Por isso, temos todos os motivos para nos solidarizar e apoiar a luta do Povo Kaiowá-Guarani da Terra Indígena Laranjeira Nhanderu. Por isso apoiamos e participamos da criação do Comitê Nacional de Defesa dos Povos Indígenas de Mato Grosso do Sul (CONDEPI) e nos aliamos a todos os militantes e organizações que apoiam a luta indígena. Por isso, também, reconhecemos e elogiamos a coragem e a luta de integrantes da Defensoria e do Ministério Públicos, da OAB/MS e da FUNAI para que essa comunidade seja justiçada nos seus direitos e necessidades humanas.

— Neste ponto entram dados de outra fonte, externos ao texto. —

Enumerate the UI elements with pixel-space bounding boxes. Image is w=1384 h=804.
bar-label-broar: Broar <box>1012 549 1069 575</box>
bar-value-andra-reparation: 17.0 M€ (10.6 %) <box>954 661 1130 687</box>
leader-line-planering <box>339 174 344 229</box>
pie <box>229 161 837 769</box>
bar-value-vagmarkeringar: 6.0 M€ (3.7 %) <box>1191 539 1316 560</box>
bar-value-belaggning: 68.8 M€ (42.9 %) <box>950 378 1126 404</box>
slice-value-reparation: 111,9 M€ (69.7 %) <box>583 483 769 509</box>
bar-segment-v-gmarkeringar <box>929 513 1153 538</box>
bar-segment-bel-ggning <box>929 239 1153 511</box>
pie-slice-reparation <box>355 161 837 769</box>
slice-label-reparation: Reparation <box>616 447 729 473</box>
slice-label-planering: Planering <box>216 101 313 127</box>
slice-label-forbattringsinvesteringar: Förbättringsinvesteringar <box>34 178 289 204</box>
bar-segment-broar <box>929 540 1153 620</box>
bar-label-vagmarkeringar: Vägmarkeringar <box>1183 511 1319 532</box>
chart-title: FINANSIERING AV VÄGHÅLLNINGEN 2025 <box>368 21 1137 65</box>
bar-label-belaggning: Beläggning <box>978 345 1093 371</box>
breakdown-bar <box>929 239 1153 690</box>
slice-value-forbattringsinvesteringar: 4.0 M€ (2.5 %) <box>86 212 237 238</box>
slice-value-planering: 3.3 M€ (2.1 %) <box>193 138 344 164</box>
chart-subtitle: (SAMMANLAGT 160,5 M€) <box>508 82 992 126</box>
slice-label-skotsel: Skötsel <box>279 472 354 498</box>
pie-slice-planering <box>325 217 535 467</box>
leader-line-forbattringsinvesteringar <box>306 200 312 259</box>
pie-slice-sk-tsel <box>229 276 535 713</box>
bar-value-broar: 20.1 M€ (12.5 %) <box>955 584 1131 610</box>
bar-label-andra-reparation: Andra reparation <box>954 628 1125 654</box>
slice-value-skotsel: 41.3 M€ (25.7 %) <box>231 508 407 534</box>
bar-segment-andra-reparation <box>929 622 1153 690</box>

No entanto, gostaríamos de propor à sociedade e às autoridades que, ao se debruçarem sobre essa questão, realizassem o que poderíamos chamar um rápido exercício de gentileza e respeito: imaginemos que por diversas vezes nossas famílias e pessoas de nossa convivência, nossos “parentes”, com quem partilhamos afetos, alegrias, festas e tristezas, tenham sido expulsas de nossos espaços. Imaginemos que isso tenha ocorrido por meio de uma violência que não se encerra na dimensão física imediata, mas inclui a violação de terem sido jogados no espaço dos sem lugar, sem coisas, sem casa, sem rede, sem cadeira, sem panela, sem lençóis, sem comida, sem tudo.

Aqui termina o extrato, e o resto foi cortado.